Collections of Distinction

Anti-Slavery Manuscripts: How We’re Dividing the Data

by tblake

A note from IMLS Postdoctoral Fellow, Samantha Blickhan on the logic behind how we decided to make a fairly large collection of manuscripts more manageable in our transcription project:

Crowdsourcing can be an effective tool for classifying really large datasets, and Anti-Slavery Manuscripts (ASM) is no exception. The dataset is made up of about 12,000 letters written during the 19th century. They are included in this collection because they were either written by members of the Abolitionist movement, or their contents are related to the anti-slavery cause.

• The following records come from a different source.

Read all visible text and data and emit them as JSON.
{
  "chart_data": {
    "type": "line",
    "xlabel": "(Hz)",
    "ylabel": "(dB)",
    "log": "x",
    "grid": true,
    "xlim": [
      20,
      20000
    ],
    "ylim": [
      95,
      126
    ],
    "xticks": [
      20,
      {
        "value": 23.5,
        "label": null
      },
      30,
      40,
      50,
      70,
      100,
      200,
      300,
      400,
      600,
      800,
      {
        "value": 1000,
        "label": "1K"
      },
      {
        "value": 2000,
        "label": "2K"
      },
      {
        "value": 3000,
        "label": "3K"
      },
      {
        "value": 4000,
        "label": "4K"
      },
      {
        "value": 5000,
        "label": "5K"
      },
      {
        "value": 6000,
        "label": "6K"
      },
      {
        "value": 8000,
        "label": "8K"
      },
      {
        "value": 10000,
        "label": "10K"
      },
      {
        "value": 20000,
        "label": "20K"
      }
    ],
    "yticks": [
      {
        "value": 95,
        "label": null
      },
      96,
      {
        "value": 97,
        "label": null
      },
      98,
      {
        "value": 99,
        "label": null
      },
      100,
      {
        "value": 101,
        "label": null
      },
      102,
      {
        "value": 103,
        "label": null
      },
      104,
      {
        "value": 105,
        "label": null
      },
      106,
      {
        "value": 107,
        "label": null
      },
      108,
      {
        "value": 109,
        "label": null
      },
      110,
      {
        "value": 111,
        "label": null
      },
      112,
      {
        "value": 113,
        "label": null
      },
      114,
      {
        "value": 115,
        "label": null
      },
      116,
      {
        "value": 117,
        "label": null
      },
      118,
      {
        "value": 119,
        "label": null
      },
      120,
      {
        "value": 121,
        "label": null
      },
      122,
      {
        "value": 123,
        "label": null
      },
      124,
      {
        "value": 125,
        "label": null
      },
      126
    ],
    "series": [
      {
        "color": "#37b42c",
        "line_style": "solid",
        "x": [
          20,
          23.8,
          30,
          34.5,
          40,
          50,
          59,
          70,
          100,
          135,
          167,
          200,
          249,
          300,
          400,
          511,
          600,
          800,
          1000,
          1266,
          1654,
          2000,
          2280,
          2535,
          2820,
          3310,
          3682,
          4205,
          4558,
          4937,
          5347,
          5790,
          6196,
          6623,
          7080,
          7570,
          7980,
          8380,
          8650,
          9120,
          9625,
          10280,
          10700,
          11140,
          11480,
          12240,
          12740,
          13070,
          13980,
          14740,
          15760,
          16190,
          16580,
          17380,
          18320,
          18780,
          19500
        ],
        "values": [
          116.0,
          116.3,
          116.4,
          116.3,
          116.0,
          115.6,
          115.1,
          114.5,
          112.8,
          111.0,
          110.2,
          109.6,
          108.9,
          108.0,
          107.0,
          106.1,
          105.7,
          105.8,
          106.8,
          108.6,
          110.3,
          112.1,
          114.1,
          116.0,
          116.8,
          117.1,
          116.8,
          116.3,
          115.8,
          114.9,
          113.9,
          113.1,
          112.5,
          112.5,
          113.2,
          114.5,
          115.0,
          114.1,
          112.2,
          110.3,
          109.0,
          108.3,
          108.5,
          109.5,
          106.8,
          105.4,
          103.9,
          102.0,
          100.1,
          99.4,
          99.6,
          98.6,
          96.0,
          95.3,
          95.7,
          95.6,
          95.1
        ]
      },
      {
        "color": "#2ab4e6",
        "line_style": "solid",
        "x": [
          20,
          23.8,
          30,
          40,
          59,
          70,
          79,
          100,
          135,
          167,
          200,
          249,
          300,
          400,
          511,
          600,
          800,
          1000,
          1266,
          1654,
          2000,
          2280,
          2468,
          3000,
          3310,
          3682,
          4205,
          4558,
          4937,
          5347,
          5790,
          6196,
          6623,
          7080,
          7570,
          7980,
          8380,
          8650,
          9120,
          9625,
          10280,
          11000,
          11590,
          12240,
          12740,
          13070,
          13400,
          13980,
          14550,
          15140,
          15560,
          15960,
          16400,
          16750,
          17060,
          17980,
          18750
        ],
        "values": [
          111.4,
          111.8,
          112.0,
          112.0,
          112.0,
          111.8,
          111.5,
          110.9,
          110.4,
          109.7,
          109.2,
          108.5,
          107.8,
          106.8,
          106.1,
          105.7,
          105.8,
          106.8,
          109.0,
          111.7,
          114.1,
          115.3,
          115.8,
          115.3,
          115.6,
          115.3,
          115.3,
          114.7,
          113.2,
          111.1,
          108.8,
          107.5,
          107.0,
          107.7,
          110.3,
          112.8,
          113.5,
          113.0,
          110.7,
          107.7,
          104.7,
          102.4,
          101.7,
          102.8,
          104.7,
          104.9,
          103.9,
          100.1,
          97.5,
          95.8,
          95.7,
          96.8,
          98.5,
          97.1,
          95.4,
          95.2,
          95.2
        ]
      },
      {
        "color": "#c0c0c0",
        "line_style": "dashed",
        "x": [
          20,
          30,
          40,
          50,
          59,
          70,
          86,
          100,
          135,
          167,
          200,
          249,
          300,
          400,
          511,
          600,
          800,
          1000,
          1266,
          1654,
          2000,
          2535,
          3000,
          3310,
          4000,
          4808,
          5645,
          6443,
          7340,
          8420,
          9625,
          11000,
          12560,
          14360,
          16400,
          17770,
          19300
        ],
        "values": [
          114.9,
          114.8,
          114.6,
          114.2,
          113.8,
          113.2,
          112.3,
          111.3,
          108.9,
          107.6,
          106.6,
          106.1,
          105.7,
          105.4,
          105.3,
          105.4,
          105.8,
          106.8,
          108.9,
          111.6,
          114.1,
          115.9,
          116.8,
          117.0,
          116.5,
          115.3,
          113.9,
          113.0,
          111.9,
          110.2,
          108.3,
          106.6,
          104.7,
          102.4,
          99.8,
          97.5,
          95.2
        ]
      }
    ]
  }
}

When starting a huge undertaking like this, it’s often helpful to sort the data before uploading it into a project. How we sort the data is dependent on how much information we already have about the collection. In the case of ASM, we’re very lucky, because there is already robust metadata for each subject, including the author, recipient, and date a letter was written (you can see the metadata for a letter by clicking on the Subject Info button). We chose to sort by date, and our dataset is broken down as follows:

1800 – 1839: 2,174 letters
1840 – 1849: 2,621 letters
1850 – 1859: 1,881 letters
1860 – 1869: 1,953 letters
1870 – 1900: 1,099 letters

We launched the project using only one group of data: letters written between 1800-1839. We wanted to start with a single group so that, in the event that there were problems with the site, any errors in transcription caused by bugs in the user interface would be contained to a single group of letters. Rolling out a dataset group by group can also help to re-energize a project and boost participation – we’ve learned from previous projects like AnnoTate and Shakespeare’s World that transcription projects frequently last for years, so it’s helpful to break down a dataset into manageable chunks. This allows us to let our transcribers know when a group is finished, so long-term participants can see the direct effects of their hard work. For example, as of writing this post, 490 letters have already been retired from the project, less than a month after launching.

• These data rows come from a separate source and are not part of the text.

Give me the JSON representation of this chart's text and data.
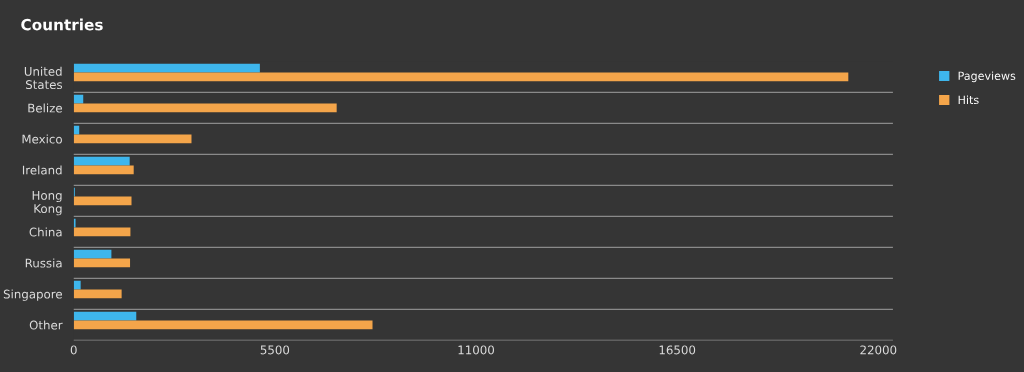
{
  "chart_data": {
    "type": "bar",
    "orientation": "horizontal",
    "title": "Countries",
    "categories": [
      "United States",
      "Belize",
      "Mexico",
      "Ireland",
      "Hong Kong",
      "China",
      "Russia",
      "Singapore",
      "Other"
    ],
    "series": [
      {
        "name": "Pageviews",
        "color": "#3eb6ec",
        "values": [
          5090,
          260,
          150,
          1530,
          30,
          50,
          1030,
          190,
          1710
        ]
      },
      {
        "name": "Hits",
        "color": "#f4a54a",
        "values": [
          21180,
          7190,
          3220,
          1640,
          1580,
          1550,
          1540,
          1310,
          8170
        ]
      }
    ],
    "xlim": [
      0,
      22400
    ],
    "xticks": [
      0,
      5500,
      11000,
      16500,
      22000
    ],
    "grid": "y",
    "legend": "top right"
  }
}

Out of the groups above, we’ve also pulled out letters from specific individuals:

Charles Sumner Letters: 12 letters
William Lloyd Garrison Letters: 1,351 letters
Ziba B. Oakes Papers: 651 letters

The 3 datasets above were pulled out for specific reasons. In the case of Sumner and Garrison, we’ve pulled them out because the text of the letters have already been published in Memoir and Letters of Charles Sumner (Edward L. Pierce, 4 v., Boston: Roberts Brothers, 1893) and The Letters of William Lloyd Garrison (ed. By Walter M. Merrill and Louis Ruchames, 6 v., Harvard University Press, 1971-81). Once the non-published datasets have been completed, we’ll upload the Sumner and Garrison letters and give transcribers the option of working on them, with the knowledge that they’re already published. However, this transcription effort will mean that the contents of the letters will be available for free.

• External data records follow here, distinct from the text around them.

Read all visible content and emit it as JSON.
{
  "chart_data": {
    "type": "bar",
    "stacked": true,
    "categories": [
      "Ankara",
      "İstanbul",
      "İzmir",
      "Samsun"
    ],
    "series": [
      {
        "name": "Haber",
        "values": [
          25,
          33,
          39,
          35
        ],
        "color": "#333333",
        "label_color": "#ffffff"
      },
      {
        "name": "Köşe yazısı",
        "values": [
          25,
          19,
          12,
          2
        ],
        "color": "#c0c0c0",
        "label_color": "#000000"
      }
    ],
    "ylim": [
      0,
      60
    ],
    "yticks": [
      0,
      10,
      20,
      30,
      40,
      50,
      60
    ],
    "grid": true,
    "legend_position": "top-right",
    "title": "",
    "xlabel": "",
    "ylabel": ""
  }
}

The Oakes papers were pulled out because they have been partially published in Broke by the War: Letters of a Slave Trader, edited by Edmund L. Drago (University of South Carolina Press, 1991), but also because they contain a different type of subject matter than the rest of the collection. Ziba B. Oakes was a slave broker who lived in Charleston, South Carolina. The papers contain his correspondence, and are directly related to the buying and selling of humans. As with the Sumner and Garrison letters, we want to offer volunteers the option of transcribing with the caveat that some of the material has been published, but we also want to acknowledge that many people may find the content of these letters deeply disturbing and upsetting. We decided that it would be best to give transcribers the choice to engage with this material, rather than lumping it in with the rest of the dataset.

We’ll keep adding more data as the project moves along. We’ll also email our volunteers every time we add more data to the project (& will also post about it on Talk). So if you’re particularly interested in a certain time period, be on the lookout!